SI - Parte 2 - DW-2

Overview of Data Warehousing

  • Definition: A Data Warehouse (DW) is a collection of data that is themed, integrated, non-volatile, and variant over time to support managerial decision-making processes.

    • Inmon: "A Data Warehouse is a collection of data, oriented by themes... for management decision support."

    • Devlin: "A Data Warehouse is a unique, complete, and consistent repository of data from various sources that is available to end users in a comprehensible form."

Characteristics of Data Warehousing

  • Integration of Techniques and Technologies:

    • Focused on providing systematic access to information distributed across multiple organizational systems.

    • Gathers heterogeneous data sources including historical data for reporting and decision support.

  • Ongoing Process:

    • Collects data over time, giving users the ability to perform structured queries, ad-hoc reporting, and analytical support.

Purpose of a Data Warehouse

  • Enhancement of Information Utilization:

    • A DW is not the end; it serves as a means for companies to analyze data, aiding both current processes and future improvements.

  • Centralized View:

    • Integrates corporate data into a single repository for holistic access.

    • Provides a unified and centralized view of data that may be dispersed across various databases.

  • User Empowerment:

    • Enables end-users to run queries, create reports, and perform analyses without reliance on IT or technical resources.

Importance of Data Warehousing

  • Strategic Resource:

    • Information derived from historical data on sales, production, customers, etc., becomes crucial for strategic decision-making.

    • Enhances the company's competitive edge through data-driven insights.

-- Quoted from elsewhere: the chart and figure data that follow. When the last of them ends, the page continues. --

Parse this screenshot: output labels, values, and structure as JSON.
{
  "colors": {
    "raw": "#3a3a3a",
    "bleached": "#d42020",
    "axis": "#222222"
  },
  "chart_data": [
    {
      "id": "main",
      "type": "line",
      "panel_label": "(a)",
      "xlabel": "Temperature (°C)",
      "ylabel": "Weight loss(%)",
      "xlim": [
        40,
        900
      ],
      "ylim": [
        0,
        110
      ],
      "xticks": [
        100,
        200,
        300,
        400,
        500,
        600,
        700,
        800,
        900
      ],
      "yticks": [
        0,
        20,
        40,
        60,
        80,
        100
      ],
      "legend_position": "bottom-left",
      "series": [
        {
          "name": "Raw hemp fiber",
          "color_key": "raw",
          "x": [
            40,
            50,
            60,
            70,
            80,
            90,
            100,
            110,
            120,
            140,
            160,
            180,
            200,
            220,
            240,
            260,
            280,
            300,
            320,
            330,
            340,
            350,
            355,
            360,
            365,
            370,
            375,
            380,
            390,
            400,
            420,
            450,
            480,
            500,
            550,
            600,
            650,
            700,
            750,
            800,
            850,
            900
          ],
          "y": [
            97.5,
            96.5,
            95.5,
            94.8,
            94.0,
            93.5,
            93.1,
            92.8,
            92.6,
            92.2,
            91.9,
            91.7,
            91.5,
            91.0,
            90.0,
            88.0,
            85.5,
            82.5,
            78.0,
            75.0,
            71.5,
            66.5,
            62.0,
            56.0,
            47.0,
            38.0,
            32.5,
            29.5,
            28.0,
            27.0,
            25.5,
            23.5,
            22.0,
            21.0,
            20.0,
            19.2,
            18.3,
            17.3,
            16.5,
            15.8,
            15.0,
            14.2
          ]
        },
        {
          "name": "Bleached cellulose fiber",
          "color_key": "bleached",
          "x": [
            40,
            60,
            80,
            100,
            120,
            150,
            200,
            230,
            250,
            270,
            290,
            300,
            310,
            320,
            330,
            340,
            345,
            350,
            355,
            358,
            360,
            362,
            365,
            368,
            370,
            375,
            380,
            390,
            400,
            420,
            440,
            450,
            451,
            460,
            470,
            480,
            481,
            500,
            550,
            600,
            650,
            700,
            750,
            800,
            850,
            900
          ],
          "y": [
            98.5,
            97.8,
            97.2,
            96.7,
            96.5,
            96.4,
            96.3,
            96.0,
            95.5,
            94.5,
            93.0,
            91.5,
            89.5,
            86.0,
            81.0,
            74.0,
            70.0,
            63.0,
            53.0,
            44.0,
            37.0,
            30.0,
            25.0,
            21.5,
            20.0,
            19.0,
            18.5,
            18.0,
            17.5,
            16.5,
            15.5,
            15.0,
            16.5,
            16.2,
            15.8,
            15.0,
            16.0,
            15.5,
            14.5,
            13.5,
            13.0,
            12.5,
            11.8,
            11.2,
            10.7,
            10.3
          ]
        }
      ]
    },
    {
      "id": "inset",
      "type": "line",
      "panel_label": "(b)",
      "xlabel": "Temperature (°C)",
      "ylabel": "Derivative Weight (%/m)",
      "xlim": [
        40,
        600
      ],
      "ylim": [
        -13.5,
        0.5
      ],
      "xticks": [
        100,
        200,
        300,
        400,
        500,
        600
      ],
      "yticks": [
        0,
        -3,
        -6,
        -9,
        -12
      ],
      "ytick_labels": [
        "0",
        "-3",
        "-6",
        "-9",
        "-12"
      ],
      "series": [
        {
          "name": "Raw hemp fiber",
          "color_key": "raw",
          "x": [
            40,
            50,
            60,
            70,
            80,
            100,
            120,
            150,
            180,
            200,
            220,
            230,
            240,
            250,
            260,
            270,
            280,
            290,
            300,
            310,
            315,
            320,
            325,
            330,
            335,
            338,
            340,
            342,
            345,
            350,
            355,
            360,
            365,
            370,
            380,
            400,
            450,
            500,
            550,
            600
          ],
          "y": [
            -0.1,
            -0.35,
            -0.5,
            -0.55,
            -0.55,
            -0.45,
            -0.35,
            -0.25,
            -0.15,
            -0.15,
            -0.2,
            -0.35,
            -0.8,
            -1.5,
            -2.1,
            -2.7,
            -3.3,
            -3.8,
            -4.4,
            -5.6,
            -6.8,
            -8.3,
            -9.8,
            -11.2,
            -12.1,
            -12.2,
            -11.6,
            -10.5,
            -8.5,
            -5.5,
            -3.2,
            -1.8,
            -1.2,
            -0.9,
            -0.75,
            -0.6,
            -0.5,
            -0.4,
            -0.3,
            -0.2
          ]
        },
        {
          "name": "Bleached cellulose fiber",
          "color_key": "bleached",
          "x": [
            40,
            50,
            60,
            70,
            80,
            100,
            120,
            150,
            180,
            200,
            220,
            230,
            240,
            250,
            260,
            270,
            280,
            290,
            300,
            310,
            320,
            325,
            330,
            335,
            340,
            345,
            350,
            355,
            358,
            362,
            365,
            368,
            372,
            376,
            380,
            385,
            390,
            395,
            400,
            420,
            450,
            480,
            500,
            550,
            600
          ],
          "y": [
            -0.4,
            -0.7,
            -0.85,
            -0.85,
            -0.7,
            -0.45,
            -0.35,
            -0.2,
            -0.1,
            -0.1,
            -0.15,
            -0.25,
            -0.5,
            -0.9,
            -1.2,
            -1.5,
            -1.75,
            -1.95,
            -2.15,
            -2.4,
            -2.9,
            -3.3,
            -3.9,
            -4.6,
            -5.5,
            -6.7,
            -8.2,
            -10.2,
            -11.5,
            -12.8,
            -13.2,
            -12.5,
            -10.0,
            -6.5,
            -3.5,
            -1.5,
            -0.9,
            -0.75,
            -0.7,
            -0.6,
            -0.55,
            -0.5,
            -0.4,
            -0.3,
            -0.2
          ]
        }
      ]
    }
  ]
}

  • Addressing Information Challenges:

    • Companies face difficulties in extracting valuable information as data volume increases and source inconsistency prevails.

    • A DW is critical to manage complexities arising from data growing volume and variety.

Essential Features of Data Warehousing

  • Integration of Multiple Sources:

    • Combines data from diverse systems while ensuring high-quality information that meets various user needs.

    • Facilitates analyses without affecting operational data environments.

  • Flexibility and Agility:

    • Adapts easily to new requirements for analysis, ensuring continuous support for decision-making processes.

Evolution of Data Warehousing

  • Historical Context:

    • Evolution through four generations of computing environments:

      1. Formation: Initial applications tailored to immediate business needs.

      2. Proliferation: Emphasis on effectiveness and efficiency, leading to interconnected systems.

      3. Dispersion: Emergence of end-users using personal tools for information extraction.

      4. Unification: Adoption of a new organizational approach through Data Warehousing.

Data Warehouse Structure and Analysis

  • Operational vs. Informational Databases:

    • Accessing data within operational databases is timely but often limited to current snapshots.

    • Informational databases, contrastingly, allow for historical analysis and support complex queries and decision-making.

  • Data Warehouse Objectives:

    • To make organizational information more accessible, presenting data consistently while maintaining quality and supporting inevitable changes in business requirements.

Benefits of Implementing a Data Warehouse

  1. Subject Orientation: Data organized by subject rather than by application, making navigation intuitive.

  2. Integration of Diverse Data: Combines information from many sources, thereby enhancing analytic capability.

  3. Temporal Analysis: Enables analysis over different time horizons, essential for trend analysis.

  4. Ad-Hoc Reporting: Users can generate reports flexibly without heavy reliance on IT support.

  5. Enhanced Analytical Capability: Provides advanced tools for multidimensional analysis, assisting decision-makers.

  6. Reduced IT Development Overload: Allows users to independently obtain information previously inaccessible which lessens the IT burden.

  7. Improved Performance: Streamlined queries lead to better performance during complex analytic tasks, allowing repeatable, predictable analysis.

  8. Non-intrusive to Operational Systems: Minimizes the impact on transaction processing in operational systems.

  9. Transformation of Data to Strategic Information: Empowers companies to effectively leverage information for competitive advantage.

  10. Facilitates Business Process Reengineering: Provides access to underlying data, fostering opportunities for innovation.